Method Key Improvements Event@AV (Event)
HAN (ECCV'20) Baseline Encoder + MMIL 48.0
VALOR (NeurIPS'23) Segment-level Pseudo-labels + MMIL 54.2
CMPAE (CVPR'23) Stronger Encoder + Class-Adaptive Threshold 55.7
LEAP (Ours) Label Semantic Projection Decoding 57.4

Key Difference: Previous works mainly improve the encoder or label generation, whereas this work is the first to systematically improve the decoding stage, which is orthogonally complementary to encoder-side improvements.

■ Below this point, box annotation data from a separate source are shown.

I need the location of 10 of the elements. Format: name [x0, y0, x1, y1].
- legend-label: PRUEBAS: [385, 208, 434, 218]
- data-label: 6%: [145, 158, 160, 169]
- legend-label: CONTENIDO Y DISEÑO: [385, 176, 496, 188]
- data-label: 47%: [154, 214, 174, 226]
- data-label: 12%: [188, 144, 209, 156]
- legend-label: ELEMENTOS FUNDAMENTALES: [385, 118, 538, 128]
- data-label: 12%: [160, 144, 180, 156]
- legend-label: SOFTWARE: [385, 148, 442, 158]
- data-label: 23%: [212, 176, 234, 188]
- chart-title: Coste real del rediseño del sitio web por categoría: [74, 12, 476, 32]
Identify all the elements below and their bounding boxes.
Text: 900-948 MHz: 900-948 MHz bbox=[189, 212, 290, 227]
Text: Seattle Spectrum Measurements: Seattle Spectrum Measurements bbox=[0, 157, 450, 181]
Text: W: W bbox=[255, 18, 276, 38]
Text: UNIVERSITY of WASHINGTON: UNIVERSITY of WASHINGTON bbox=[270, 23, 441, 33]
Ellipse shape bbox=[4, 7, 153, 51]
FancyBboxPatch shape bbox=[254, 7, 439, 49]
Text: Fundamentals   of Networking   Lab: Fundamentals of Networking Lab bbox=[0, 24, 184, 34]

  1. The concept of label-semantic guided decoding can be generalized to other multi-label classification scenarios (such as multi-label image classification and action recognition), especially those involving overlapping labels.
  2. EIoU, as a cross-modal semantic alignment metric, can be adapted for other tasks requiring heterogeneous modality alignment.
  3. The paradigm of "projecting latent features onto semantically independent anchors" aligns with the concept of object queries in DETR, indicating potential of further exploration in combination with query-based detection frameworks.

Rating

  • Novelty: ⭐⭐⭐⭐ — Tackles the problem from a decoding paradigm perspective; label semantic projection is a novel design.
  • Experimental Thoroughness: ⭐⭐⭐⭐ — Comprehensive ablations and detailed comparison with MMIL, though limited to a single dataset.
  • Writing Quality: ⭐⭐⭐⭐ — Clear motivation, intuitive diagrams, and complete mathematical derivations.
  • Value: ⭐⭐⭐⭐ — A plug-and-play decoding improvement with high practicality and generalizable ideas.